Christmas was such a great time of joy. But suddenly gushed out an outpouring of sorrow.

 

The Aratu Church glowed during 2 outstanding holiday services. Friday evening's meeting brought "Christmas in Egypt". It blended a children's cantata and teenager-adult drama that were extremely well done. Obviously, hours of rehearsal time had been invested.

 

Speaking of those hours, we were a part of that as the Senior Choir prepared "A New Heart for Christmas". It likewise wove a moving story line between lively and lovely songs. The group had an opportunity to sing at a mall Dec. 23, then at the Sunday-evening service. Rehearsals were held almost daily for the 2 weeks before the presentations. This led Mavis to conclude, "I don't think the Pastor and his wife should be allowed to sing in the cantata." She has a point. But we still were glad we did it this time.

 

Our sacrifice was nothing compared to that of Sônia, the guest choir director. Every rehearsal meant an 80-minute round-trip, which she offered gladly. Sônia's dedicated leading helped make the 27 choir members eager singers. We rejoiced in the talents of 5 soloists, 2 of them teenage sisters.

 

Within 2 days, gladness turned to sorrow, then tragedy. First of all, we heard of the resignation of Pastor Rômulo from the Pituba Church. We'd started that work in our livingroom in 1975. It once had been a prospering ministry. But as we'd seen too many times before, the shepherd didn't know how to treat his sheep. A once-solid Congregation of 80 had dwindled to 20 sorrowing folk.

 

Longtime members were so concerned that two-thirds of them signed a petition early in December asking the Pastor to leave. Almost a rerun of what'd happened in Aratu 16 months earlier. But unlike that example, this man struggled to reverse this request, but finally gave in and said farewell to the Church the day after Christmas.

 

Sad, yes.
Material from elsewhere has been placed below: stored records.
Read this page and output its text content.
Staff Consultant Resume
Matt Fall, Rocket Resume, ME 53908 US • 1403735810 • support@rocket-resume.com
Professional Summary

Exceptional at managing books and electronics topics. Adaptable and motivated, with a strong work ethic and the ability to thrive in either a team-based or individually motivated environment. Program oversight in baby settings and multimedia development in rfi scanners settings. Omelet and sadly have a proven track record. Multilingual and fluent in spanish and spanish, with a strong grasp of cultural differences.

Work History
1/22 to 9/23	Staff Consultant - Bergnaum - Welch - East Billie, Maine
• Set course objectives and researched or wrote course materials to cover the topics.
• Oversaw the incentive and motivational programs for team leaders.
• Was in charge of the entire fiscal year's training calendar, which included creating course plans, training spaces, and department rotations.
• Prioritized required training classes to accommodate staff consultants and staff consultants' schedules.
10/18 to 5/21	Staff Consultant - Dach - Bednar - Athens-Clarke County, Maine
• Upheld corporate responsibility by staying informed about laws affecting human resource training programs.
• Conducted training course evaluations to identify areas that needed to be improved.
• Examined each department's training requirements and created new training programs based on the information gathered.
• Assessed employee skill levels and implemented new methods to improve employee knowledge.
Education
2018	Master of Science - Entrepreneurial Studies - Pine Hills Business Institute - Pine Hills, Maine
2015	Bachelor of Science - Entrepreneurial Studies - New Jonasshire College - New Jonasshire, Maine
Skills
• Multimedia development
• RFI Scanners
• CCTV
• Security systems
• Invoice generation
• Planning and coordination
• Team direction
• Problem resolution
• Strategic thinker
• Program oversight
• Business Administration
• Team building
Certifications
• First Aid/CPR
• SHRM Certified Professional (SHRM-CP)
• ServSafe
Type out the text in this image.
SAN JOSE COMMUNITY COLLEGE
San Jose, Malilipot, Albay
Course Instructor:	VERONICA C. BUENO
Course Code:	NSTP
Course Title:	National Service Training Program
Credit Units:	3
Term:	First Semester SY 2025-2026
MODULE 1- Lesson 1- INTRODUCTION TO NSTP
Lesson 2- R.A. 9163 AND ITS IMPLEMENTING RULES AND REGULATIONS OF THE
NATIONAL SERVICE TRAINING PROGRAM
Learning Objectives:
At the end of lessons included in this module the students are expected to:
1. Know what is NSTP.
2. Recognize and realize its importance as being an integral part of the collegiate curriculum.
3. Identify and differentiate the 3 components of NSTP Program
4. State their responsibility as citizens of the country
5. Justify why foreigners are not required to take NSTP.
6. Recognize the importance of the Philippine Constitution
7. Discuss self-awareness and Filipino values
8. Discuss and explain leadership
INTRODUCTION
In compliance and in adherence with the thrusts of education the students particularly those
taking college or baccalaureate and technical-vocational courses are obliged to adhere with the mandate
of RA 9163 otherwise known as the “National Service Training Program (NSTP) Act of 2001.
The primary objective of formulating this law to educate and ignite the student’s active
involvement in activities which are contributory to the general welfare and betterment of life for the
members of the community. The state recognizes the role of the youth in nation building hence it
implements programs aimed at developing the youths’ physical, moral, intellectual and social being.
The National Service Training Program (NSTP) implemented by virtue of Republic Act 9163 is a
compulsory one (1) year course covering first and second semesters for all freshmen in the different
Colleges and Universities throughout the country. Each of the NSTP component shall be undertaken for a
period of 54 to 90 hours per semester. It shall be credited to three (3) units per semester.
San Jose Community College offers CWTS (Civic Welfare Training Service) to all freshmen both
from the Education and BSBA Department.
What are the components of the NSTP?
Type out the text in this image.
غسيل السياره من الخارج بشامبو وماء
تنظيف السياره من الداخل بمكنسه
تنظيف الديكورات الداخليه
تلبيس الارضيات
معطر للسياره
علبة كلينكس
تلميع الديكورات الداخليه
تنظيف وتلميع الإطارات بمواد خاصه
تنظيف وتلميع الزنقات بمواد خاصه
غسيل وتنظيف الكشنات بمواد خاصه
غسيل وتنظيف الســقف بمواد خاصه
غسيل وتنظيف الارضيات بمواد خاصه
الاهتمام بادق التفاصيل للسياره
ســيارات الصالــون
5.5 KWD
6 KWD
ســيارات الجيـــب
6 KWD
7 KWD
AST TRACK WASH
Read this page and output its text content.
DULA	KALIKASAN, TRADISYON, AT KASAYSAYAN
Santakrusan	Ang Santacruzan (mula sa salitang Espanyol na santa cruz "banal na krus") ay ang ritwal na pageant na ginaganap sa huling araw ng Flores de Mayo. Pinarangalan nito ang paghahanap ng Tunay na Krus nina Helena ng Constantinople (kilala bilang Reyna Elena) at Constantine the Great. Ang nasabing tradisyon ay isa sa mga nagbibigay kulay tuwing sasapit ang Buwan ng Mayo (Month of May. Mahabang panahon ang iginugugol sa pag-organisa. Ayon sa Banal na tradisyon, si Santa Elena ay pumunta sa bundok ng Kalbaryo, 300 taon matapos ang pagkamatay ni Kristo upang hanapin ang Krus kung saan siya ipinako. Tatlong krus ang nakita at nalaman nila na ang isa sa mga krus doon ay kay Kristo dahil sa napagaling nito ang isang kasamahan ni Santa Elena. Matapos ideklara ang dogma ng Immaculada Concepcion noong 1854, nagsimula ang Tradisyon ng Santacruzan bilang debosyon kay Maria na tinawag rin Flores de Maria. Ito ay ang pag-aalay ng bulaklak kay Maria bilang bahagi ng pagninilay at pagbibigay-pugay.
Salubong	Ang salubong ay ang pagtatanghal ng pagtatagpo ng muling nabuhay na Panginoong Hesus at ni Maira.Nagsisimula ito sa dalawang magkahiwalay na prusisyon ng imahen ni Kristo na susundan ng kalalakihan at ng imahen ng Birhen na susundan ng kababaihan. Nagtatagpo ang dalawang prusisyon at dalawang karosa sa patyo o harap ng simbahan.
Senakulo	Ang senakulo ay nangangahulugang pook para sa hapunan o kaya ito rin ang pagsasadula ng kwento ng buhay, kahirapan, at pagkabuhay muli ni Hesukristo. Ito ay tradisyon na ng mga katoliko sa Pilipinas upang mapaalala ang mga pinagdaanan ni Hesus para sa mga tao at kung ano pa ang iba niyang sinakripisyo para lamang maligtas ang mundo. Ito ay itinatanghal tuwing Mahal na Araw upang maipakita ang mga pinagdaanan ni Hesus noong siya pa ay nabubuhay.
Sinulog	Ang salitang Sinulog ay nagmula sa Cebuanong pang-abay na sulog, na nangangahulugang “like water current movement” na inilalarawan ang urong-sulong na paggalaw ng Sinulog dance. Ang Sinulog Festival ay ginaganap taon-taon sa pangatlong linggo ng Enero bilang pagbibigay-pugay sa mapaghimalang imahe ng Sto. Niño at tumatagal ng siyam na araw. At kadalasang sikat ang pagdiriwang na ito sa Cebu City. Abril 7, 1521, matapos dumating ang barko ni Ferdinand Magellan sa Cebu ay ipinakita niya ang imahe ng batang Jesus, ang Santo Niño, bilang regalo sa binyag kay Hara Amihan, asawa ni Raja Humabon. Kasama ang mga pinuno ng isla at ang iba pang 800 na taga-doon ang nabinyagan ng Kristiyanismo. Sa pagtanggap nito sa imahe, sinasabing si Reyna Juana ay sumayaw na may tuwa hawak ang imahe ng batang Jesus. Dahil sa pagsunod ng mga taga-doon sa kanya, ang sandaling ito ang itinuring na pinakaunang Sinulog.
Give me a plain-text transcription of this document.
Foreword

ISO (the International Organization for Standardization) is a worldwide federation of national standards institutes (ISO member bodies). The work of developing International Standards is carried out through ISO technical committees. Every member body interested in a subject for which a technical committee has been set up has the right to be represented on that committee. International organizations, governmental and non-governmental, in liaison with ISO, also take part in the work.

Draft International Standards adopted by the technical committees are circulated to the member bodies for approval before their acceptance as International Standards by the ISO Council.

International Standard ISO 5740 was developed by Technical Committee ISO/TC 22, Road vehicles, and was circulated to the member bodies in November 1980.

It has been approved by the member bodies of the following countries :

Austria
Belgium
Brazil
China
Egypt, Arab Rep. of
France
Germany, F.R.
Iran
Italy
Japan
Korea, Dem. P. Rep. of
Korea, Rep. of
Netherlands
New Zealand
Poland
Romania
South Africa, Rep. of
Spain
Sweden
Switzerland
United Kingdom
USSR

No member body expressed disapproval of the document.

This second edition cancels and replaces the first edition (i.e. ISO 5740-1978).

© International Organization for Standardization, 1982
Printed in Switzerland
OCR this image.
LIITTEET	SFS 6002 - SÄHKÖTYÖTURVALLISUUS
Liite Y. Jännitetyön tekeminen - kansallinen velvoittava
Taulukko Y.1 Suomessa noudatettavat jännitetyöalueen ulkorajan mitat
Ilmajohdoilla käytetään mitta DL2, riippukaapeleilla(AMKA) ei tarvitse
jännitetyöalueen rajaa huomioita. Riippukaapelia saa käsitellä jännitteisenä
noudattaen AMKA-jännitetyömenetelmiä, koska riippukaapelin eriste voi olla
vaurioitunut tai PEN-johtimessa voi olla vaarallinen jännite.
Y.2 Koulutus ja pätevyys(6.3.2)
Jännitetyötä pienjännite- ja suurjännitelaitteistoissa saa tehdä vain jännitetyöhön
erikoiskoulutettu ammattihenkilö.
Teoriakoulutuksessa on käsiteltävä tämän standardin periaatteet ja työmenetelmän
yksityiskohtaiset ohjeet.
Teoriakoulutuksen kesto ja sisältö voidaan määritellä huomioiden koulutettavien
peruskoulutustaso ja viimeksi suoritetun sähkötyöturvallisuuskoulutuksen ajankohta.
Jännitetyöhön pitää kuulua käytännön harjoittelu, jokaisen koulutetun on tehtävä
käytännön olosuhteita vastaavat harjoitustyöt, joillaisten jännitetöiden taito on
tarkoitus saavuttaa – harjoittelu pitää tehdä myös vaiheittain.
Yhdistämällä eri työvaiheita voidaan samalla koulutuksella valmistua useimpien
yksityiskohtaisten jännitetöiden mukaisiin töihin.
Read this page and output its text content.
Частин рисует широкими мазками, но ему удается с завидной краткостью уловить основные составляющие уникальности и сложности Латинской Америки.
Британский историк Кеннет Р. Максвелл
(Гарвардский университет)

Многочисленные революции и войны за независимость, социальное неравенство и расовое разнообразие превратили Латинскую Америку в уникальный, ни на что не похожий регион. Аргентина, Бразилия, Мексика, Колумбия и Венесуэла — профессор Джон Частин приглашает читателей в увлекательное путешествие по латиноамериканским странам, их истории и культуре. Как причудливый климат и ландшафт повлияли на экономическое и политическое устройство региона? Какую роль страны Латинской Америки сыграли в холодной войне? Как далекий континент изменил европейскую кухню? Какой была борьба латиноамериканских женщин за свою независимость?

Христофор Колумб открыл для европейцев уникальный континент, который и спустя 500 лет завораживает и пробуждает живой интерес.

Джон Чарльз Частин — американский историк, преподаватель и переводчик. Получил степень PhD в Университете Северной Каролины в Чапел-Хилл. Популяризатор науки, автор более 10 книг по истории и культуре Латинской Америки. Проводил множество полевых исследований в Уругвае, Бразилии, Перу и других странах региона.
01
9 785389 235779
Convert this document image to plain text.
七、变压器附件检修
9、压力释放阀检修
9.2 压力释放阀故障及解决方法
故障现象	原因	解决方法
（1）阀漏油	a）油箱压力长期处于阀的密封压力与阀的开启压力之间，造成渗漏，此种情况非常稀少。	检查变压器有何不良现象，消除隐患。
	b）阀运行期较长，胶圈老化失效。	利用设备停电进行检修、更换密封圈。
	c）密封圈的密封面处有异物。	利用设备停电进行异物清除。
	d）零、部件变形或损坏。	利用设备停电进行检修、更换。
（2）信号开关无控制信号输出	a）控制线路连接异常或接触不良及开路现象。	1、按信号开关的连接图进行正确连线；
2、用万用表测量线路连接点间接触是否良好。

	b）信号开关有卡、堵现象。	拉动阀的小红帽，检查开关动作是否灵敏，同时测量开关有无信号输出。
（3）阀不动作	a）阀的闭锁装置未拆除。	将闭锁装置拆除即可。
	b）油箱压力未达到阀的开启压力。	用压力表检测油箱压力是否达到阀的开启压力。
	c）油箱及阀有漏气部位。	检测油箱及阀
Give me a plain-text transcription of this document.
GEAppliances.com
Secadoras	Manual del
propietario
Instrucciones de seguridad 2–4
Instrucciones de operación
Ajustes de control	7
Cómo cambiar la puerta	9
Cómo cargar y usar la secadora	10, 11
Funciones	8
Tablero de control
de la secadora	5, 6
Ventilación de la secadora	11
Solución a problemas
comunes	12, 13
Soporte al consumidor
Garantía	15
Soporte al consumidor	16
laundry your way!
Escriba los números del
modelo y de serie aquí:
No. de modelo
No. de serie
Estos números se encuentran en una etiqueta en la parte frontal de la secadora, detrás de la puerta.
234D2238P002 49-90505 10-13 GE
For him, his Family and the Church. But this was nothing like the stunning news received Tuesday morning. We were told that the 19-year-old son of the Aratu Church's previous Pastor had been killed by the police along with 2 other friends involved in a series of robberies. A shock, yes, but not a surprise. This young man had been involved with criminal elements for several years. His problems constantly had been excused by his father. They were one of the main causes of friction between that Pastor and the Church.

 

A year ago, Dick had expressed his concern about Filipe to his Pastor Francisco, "I fear that some morning I'm going to wake up and hear that your son has been killed--by the police or the drug people." "Well, if it happens, it happens," the Pastor calmly replied. The family's bitterness is so great toward the Church that none of us even was given any details about funeral plans. Lord, please soften their hearts. And let some of us minister to them.

 

Life had gotten complicated here on a lesser scale, involving telecommunications. Dec. 21, fire struck the main transmission facility of the region's major telephone, cell-phone and Internet provider. The resulting outage reached 6 states. As this is written, all we have back is low-quality cell service. Most rural cities still are unreachable. Internet may not be back till Jan. 20. So, how did you get this? We "hitchhiked" on another service fellow missionaries Stephen and Lourdinha Veness have. Yes, we're tempted to make the switch, too.

 

There are busy days ahead. But we'll tell you about those when they're behind us. Just do remember to pray more than you might've done. Praise God, we're fine. The Aratu Church is fine. But there's lots of heavy "artillery" exploding around us. Thank you for your partnership in this challenging ministry. God bless as you look ahead to the year with two 1's at the end.